While ECB President Christine Lagarde still considered an increase in interest rates in 2022 “very unlikely” in December, repeated surprises in the form of rising prices have led several policy makers, including Lagarde, to push for a slowdown this summer. In April, inflation in the euro area jumped to a record 7.5 percent, more than three times the ECB’s 2% target.
These data mean that “it is very important to start hiking as soon as possible,” said Holzmann, a political hawk. But he also admitted that most politicians will not sign the rate hike in June. Instead, he said, they could decide in June to make a substantial commitment in advance to the first increase in ECB interest rates in more than a decade in July.
“We will have the latest data and forecasts in June,” he said. “This is the moment when we can think about the outlook for the next three years or so. That should allow us to decide in June and July.”
Watch out for the dots
In addition to raising rates, Holzmann wants the Governing Council to use the talks to discuss the future of future central bank guidelines. Its current guidelines, which are complex and provide three conditions for raising rates, will survive on their own.
The challenge is the unusual nature of today’s economic environment, where inflation is ahead of the target and the outlook is shrouded in uncertainty due to the war in Ukraine and China’s quarantine measures. Policy makers may well be advised to avoid specific guidelines and instead take a page from the US central bank’s “dot plot”.
This quarterly chart, which summarizes the key interest rate outlook, maps dots that represent Fed policy views on target rates.
“It would make a lot of sense” for the ECB to follow suit. Holzmann argued.
“I have always been for use [natural] interest rate, “he said.” It is flexible, but it provides the financial market with good orientation [and] it still allows us to deviate from when new information comes to the table without questioning all decisions. “
The ECB is attracting flak from both sides – some say it is not moving fast enough and others warn that the tightening will drive the eurozone back into recession.

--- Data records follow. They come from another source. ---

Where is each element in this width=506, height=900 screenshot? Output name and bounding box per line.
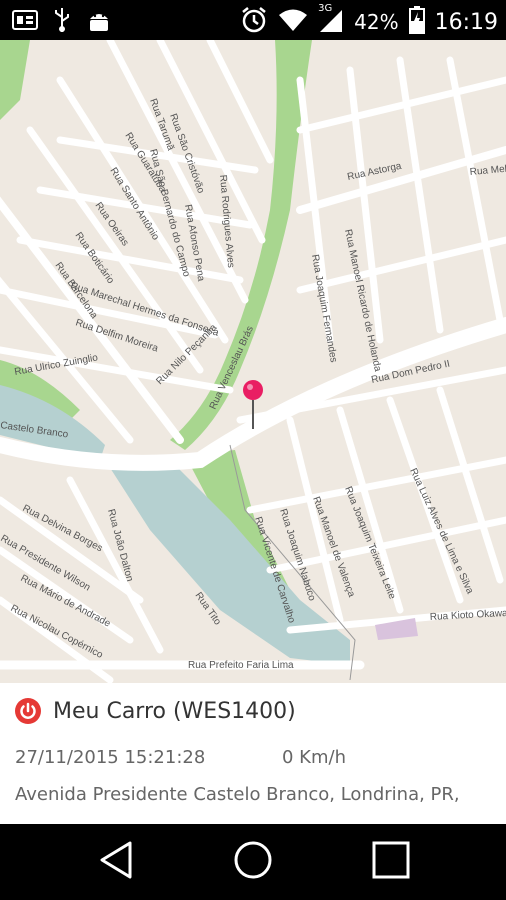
home-icon: [233, 840, 273, 884]
back-button[interactable]: [92, 838, 140, 886]
home-button[interactable]: [229, 838, 277, 886]
status-bar: 3G 42% 16:19: [0, 0, 506, 40]
sim-icon: [12, 8, 38, 36]
clock: 16:19: [434, 9, 498, 35]
battery-percent: 42%: [354, 10, 399, 34]
usb-icon: [52, 7, 72, 37]
map-canvas[interactable]: Rua Tarumã Rua São Cristóvão Rua Guaratu…: [0, 40, 506, 683]
recents-icon: [372, 841, 410, 883]
power-status-icon: [15, 698, 41, 724]
vehicle-address: Avenida Presidente Castelo Branco, Londr…: [15, 784, 460, 805]
last-update-datetime: 27/11/2015 15:21:28: [15, 747, 206, 768]
wifi-icon: [278, 7, 308, 37]
street-label: Rua Prefeito Faria Lima: [188, 660, 294, 671]
battery-charging-icon: [408, 6, 425, 38]
vehicle-speed: 0 Km/h: [282, 747, 346, 768]
park-area: [0, 40, 30, 120]
alarm-icon: [240, 6, 268, 38]
street-label: Rua Kioto Okawa: [430, 608, 506, 623]
street-label: Rua Mel: [469, 164, 506, 178]
vehicle-name: Meu Carro (WES1400): [53, 698, 296, 724]
recents-button[interactable]: [367, 838, 415, 886]
back-icon: [98, 840, 134, 884]
vehicle-info-panel[interactable]: Meu Carro (WES1400) 27/11/2015 15:21:28 …: [0, 683, 506, 824]
signal-icon: 3G: [318, 3, 344, 38]
android-icon: [86, 7, 112, 37]
network-type-label: 3G: [318, 3, 333, 14]
navigation-bar: [0, 824, 506, 900]
map-view[interactable]: Rua Tarumã Rua São Cristóvão Rua Guaratu…: [0, 40, 506, 683]
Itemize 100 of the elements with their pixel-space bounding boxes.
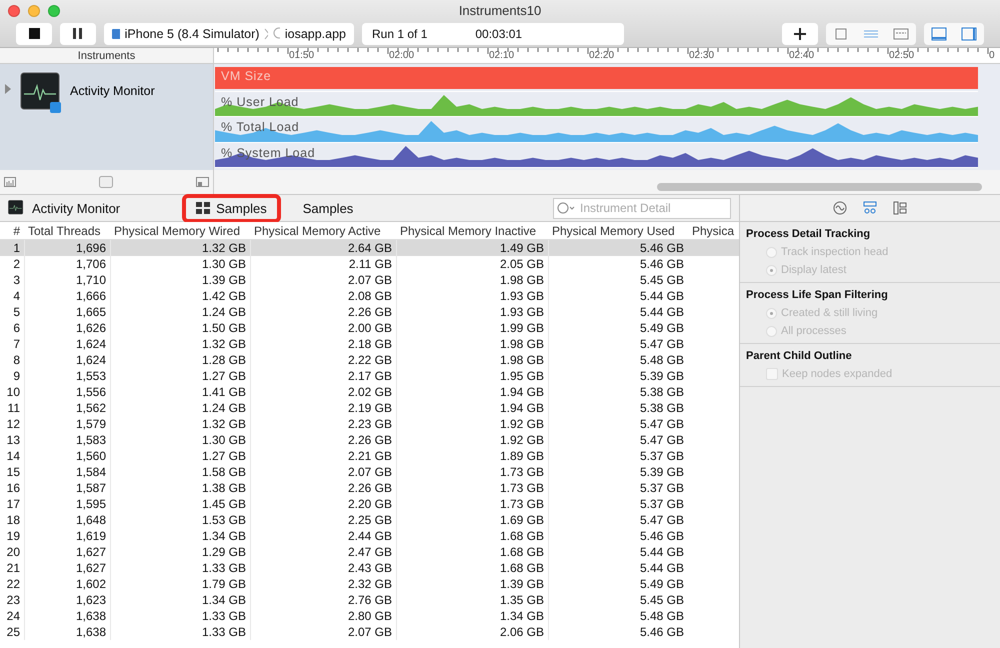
- grid-icon: [196, 202, 210, 214]
- table-cell: 1.68 GB: [396, 544, 548, 560]
- table-row[interactable]: 13 1,583 1.30 GB 2.26 GB 1.92 GB 5.47 GB: [0, 432, 739, 448]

However, Holzmann sees that the central bank is outlining the right way to manage the eurozone between the two risks. He also remains optimistic that wars will not derail the region’s recovery, even if it hurts growth.
“When I look at economic developments, I don’t see a recession now,” he said. “The war in Ukraine has definitely weakened the outlook … it will not see the big rise we expected from the first quarter onwards. But this is not a recession yet.”
Still, with high inflation and low rates, “given that interest rates are in real terms, we’re not going to step on the brake, we’re just going to step on the accelerator,” he explained.
At the same time, he saw no reason for the ECB to follow the Fed’s example and embark on bolder increases of 50 basis points.
“The US currently has higher inflation than the eurozone. But perhaps more importantly, core inflation in the US is much higher than in Europe and there is more pressure on the labor market than in Europe,” he said. “There was a great need for action in the United States.”
Holzmann suggested with sports cufflinks on the euro that the ECB could also leave markets to speculate on the details of a potential policy instrument to limit government bond spreads.
These spreads – which represent a premium that other eurozone governments have to pay over and above the risk-free German 10-year bond – have recently risen sharply due to rising yields in the eurozone’s most indebted countries.
Investors fear that raising ECB rates could make these debt levels – which spiraled during the pandemic – unsustainable.
Lagarde evoked the possibility of creating new tools to address this risk in March, and much speculation ensued due to a lack of official clarification.
“I don’t know if or to what extent the details will be made public,” Holzmann said. “We haven’t talked about it. But the financial markets should know that we can have it and that it would be used if necessary.”
The ECB will take on the task, he insisted.
“From the outside, the Board of Governors looks like a Roman arena,” he said. “But it’s more like a French sports fencing club. So I’m optimistic we’ll be able to come up with the right answers.”